Sin embargo, nuestro personaje, debido a la borrachera que llevaba en el cuerpo, dió un traspíe, y se cayó. Motivo por el cual, los otros dos personajes, se percataron de su presencia y acudieron raudos a donde se encontraba. Con los ceños fruncidos y en posición de combate, le inquirieron con insultos. Al final, mas bien que mal, Ji Feng pudo levantarse a duras penas y algo mareado les respondió:

- ¡Callaros de una vez y dejar de marearme, hijos de puta! Mas me valdría a mí insultaros a vosotros con las pintas que lleváis. Es rídiculo que las pelusas negras estén disfrazadas y los osos panda se crean reyes de los bosques.

- ¡Eh, maldito ser humano! ¿Con quién crees que estás tratando? -respondió frunciendo las cejas el del sombrero- Yo soy Mago azufre, y mi compañero es el Rey bambú. Un respeto, o me obligarás a darte unas cuantas hostias.

Ji Feng, al oír esto, no pudo evitar volverse a caer debido a la estridencia de sus inmensas risotadas. Su borrachera era tal que cualquier cosa podría haber provocado un ataque de risa semejante, pero que encima le hablasen con tales humos ese par de personajes era algo que le superaba con creces. Los otros dos, atónitos, viendo a Ji Feng desternillarse de risa, le cosieron a golpes y a injurias, el uno con su barra de bambú y el otro, lanzandole hechizos.

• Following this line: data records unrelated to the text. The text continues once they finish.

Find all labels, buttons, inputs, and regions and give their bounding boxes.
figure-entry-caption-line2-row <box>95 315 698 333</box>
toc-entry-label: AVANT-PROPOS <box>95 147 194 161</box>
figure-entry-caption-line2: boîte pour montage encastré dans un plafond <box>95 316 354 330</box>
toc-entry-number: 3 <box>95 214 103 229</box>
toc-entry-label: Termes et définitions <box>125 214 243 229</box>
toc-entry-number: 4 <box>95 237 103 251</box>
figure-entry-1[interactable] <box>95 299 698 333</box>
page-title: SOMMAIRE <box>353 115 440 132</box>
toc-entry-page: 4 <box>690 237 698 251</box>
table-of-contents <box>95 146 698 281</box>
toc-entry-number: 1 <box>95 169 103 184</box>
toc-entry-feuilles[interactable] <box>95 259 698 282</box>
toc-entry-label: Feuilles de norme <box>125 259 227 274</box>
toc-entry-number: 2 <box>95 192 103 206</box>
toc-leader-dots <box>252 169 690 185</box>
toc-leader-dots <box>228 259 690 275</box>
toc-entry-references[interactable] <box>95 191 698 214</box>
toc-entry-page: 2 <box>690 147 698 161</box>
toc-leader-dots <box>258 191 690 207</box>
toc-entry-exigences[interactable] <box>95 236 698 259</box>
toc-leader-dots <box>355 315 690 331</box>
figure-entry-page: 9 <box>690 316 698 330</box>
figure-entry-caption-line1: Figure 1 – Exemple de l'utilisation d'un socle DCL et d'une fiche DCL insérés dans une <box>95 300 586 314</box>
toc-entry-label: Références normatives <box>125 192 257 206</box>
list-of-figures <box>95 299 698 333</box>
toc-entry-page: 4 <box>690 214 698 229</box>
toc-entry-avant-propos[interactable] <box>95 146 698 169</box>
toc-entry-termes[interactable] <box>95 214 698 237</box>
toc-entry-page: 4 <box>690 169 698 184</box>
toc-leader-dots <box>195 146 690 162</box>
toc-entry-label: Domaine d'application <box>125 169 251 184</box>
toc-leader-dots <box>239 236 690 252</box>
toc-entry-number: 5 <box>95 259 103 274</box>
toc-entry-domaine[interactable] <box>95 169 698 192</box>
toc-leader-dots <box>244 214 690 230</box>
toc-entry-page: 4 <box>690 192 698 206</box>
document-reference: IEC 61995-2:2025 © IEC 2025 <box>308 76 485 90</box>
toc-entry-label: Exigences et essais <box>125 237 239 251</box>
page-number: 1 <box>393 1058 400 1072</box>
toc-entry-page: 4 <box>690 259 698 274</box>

De repente, en tanto que Ji Feng estaba lleno de magulladuras y de quemaduras, una escalinata inmensa descendía del cielo. El fulgor era tan potente que parecía de día, y los escalones tan lujosos todo cargados de un rojo granate, que cualquiera hubiera pensado que estaba a punto de celebrarse una gala. Como nuestro protagonista era muy amante de la fiestas, no dudó ni un segundo de escabullirse de sus dos agresores, y mas, cuando vió que de la escalinata descendía una hermosa dama adornada toda ella por la esencia de todas las estrellas del cielo.

Cuando ya se encontraba frente a ella, pudo comprobar que su belleza era tremenda, y que ninguna de las maravillas imaginables y de los más escelsos paisajes le podrían venir en zaga. Ji Feng, todo contento a pesar de los innúmerables golpes que había recibido instantes antes, se puso a tratarla como lo haría con cualquier mujer del barrio bajo.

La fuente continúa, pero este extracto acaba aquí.